Local factors like testing capacity, the case definition, and sampling regime can affect the report of cases and deaths, thus affecting case ascertainment. Take a look to the `{cfr}` vignette on [Estimating the proportion of cases that are ascertained during an outbreak](https://epiverse-trace.github.io/cfr/articles/estimate_ascertainment.html)!
:::::::::::::::::::::::::
::::::::::::::::::::::::::::::::::::::::::::::::::
## Appendix
The `{cfr}` package has a function called `cfr_time_varying()` with functionality that differs from `cfr_rolling()`.
::::::::::::::::: callout
### When to use cfr_rolling()?
`cfr_rolling()` shows the estimated CFR on each outbreak day, given that future data on cases and deaths is unavailable at the time.

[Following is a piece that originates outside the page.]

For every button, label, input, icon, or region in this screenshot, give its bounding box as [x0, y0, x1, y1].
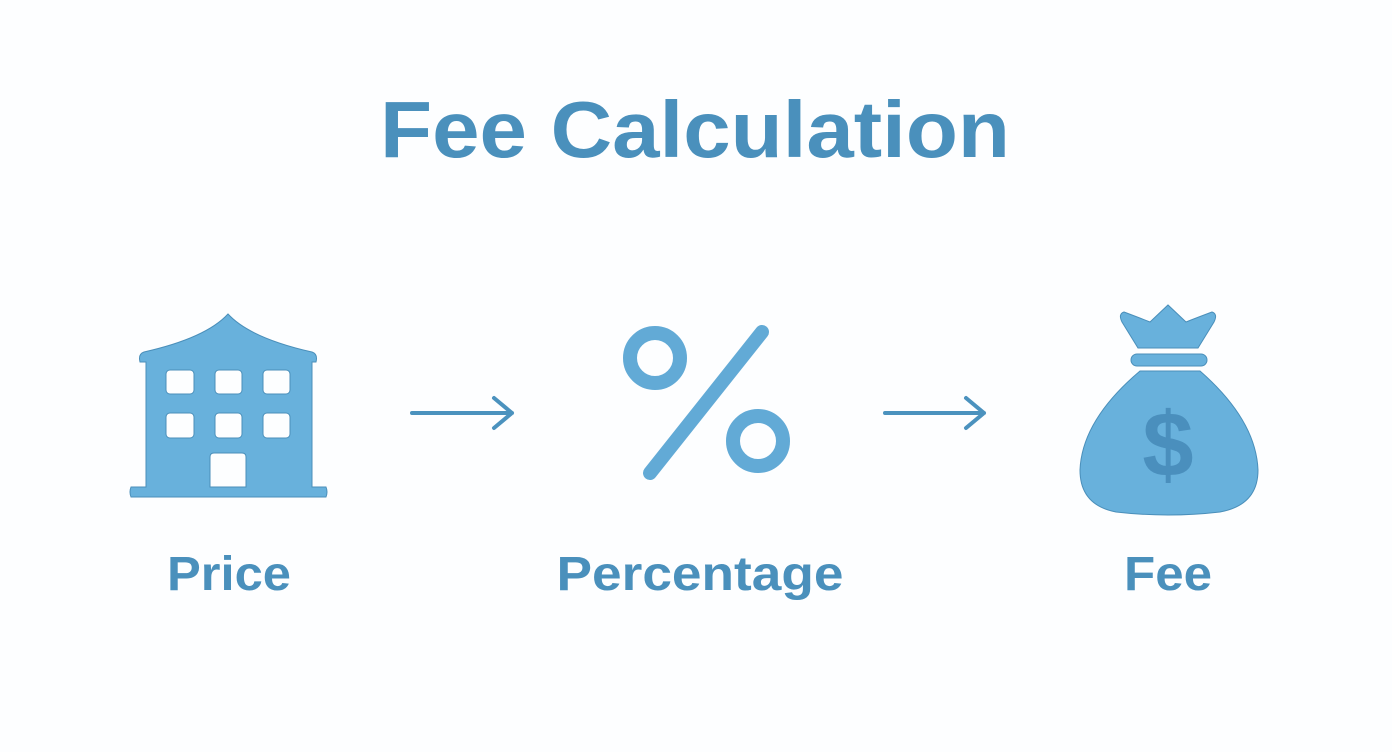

The final value of `cfr_rolling()` estimates is identical to `cfr_static()` on the same data.
Remember, as shown above, `cfr_rolling()` is helpful to get early-stage CFR estimates and check whether an outbreak's CFR estimate has stabilised. Thus, `cfr_rolling()` is not sensitive to the length or size of the epidemic.
:::::::::::::::::
::::::::::::::::: callout
### When to use `cfr_time_varying()`?
On the other hand, `cfr_time_varying()` calculates the CFR over a moving window and helps to understand changes in CFR due to changes in the epidemic, e.g. due to a new variant or increased immunity from vaccination.
However, `cfr_time_varying()` is sensitive to sampling uncertainty. Thus, it is sensitive to the size of the outbreak. The higher the number of cases with expected outcomes on a given day, the more reasonable estimates of the time-varying CFR we will get.
For example, with 100 cases, the fatality risk estimate will, roughly speaking, have a 95% confidence interval ±10% of the mean estimate (binomial CI). So if we have >100 cases with expected outcomes *on a given day*, we can get reasonable estimates of the time varying CFR. But if we only have >100 cases *over the course of the whole epidemic*, we probably need to rely on `cfr_rolling()` that uses the cumulative data.
We invite you to read this [vignette about the `cfr_time_varying()` function](https://epiverse-trace.github.io/cfr/articles/estimate_time_varying_severity.html).
:::::::::::::::::
::::::::::::::::::::::::::::::::::::: keypoints
- Use `{cfr}` to estimate severity
- Use `cfr_static()` to estimate the overall CFR with the latest data available.
- Use `cfr_rolling()` to show what the estimated CFR would be on each day of the outbreak.
- Use the `delay_density` argument to adjust the CFR by the corresponding delay distribution.